In a small saucepan, combine vinegar, water, sugar, and salt. Bring to a boil, stirring until the sugar and salt dissolve. Remove from heat.

6. Pickle the Vegetables

Place the sliced habanero peppers and red onion in a jar. Pour the hot pickling liquid over the vegetables. Let them cool, then seal the jar and refrigerate for at least 1 hour before serving.

Cooking Arroz Rojo

7. Sauté Vegetables

In a pot, heat vegetable oil over medium heat. Add diced onion and minced garlic, sauté until softened.

8. Cook the Rice

Add the chopped tomato and rice to the pot, stirring to coat the rice with the oil. Add chicken broth and salt. Bring to a boil, then reduce heat to low, cover, and simmer for 20 minutes or until the rice is cooked.

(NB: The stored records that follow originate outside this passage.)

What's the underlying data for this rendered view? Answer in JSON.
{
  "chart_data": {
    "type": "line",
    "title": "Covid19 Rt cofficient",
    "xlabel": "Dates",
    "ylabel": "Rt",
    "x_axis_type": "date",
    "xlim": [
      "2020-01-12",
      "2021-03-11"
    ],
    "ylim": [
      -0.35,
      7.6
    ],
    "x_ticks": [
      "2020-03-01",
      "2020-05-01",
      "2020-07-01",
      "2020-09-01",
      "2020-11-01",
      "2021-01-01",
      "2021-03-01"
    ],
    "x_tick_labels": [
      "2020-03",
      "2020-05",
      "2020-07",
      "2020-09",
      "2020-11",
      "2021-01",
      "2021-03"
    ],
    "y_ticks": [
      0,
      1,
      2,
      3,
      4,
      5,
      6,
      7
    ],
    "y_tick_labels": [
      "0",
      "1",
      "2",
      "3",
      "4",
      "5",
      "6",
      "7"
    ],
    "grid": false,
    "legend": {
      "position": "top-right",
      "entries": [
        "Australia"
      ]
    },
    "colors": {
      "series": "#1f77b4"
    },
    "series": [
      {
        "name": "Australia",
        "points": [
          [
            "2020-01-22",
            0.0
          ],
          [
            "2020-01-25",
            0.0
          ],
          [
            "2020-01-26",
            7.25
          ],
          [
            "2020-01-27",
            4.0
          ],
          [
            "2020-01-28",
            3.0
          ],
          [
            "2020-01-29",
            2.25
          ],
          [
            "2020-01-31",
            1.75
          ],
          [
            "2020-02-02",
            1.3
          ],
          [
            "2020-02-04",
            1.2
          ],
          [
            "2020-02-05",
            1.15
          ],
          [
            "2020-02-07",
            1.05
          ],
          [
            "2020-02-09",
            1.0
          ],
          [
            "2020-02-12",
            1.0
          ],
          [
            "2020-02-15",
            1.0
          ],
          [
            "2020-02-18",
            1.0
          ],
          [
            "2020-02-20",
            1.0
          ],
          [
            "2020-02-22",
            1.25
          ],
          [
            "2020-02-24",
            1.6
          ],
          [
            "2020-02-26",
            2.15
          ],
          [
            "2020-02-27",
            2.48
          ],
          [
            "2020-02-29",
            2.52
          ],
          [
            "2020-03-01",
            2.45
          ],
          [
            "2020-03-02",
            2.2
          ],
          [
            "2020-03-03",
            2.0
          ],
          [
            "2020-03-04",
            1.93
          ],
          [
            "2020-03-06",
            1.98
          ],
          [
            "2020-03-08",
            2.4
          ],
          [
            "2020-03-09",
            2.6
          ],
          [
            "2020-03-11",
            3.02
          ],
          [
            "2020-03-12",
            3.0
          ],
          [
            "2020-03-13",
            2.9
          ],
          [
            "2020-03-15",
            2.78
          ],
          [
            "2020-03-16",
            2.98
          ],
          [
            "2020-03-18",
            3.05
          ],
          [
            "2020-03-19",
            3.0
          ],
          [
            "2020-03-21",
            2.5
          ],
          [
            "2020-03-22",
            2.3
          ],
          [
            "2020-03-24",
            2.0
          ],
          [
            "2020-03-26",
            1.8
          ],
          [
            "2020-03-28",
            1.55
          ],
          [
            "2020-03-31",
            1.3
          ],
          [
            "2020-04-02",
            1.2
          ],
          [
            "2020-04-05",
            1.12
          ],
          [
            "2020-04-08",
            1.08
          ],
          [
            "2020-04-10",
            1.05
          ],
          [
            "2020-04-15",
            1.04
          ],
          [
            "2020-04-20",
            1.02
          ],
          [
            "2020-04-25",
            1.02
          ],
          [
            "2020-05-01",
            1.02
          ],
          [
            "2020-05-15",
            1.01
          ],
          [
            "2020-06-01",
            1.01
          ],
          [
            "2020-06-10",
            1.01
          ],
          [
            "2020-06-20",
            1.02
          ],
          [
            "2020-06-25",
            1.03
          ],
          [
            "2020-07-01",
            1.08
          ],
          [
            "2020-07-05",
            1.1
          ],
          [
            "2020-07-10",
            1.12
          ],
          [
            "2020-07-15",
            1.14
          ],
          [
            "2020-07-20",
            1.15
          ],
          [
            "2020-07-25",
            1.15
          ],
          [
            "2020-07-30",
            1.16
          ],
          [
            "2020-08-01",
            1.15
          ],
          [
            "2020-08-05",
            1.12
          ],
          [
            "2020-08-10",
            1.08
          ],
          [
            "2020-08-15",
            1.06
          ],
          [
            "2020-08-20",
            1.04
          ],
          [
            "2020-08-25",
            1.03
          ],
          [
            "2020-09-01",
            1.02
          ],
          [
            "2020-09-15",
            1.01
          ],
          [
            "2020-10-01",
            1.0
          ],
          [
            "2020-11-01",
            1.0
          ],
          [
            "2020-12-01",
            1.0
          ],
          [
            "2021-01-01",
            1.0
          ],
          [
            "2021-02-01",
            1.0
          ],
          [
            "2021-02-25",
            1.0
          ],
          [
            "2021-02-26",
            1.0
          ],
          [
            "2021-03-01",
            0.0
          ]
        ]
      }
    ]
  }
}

Cooking Epazote Black Beans

9. Sauté Aromatics

In a saucepan, heat a little oil over medium heat. Add diced onion and minced garlic, sauté until softened.

10. Cook the Beans

Add the cooked black beans and chopped epazote to the saucepan. Stir well and let simmer for 10 minutes, seasoning with salt to taste.

Making Tortillas

11. Prepare the Dough

In a bowl, mix masa harina, water, and salt until a soft dough forms. Divide the dough into small balls.

12. Cook the Tortillas

Heat a comal or skillet over medium-high heat. Flatten each ball into a tortilla and cook for about 1-2 minutes on each side until lightly browned and cooked through.

Serving

13. Assemble the Dish

Once the pork is done, shred it with forks. Serve the shredded pork on a plate with arroz rojo, epazote black beans, and handmade corn tortillas. Top with the pickled habanero and red onion.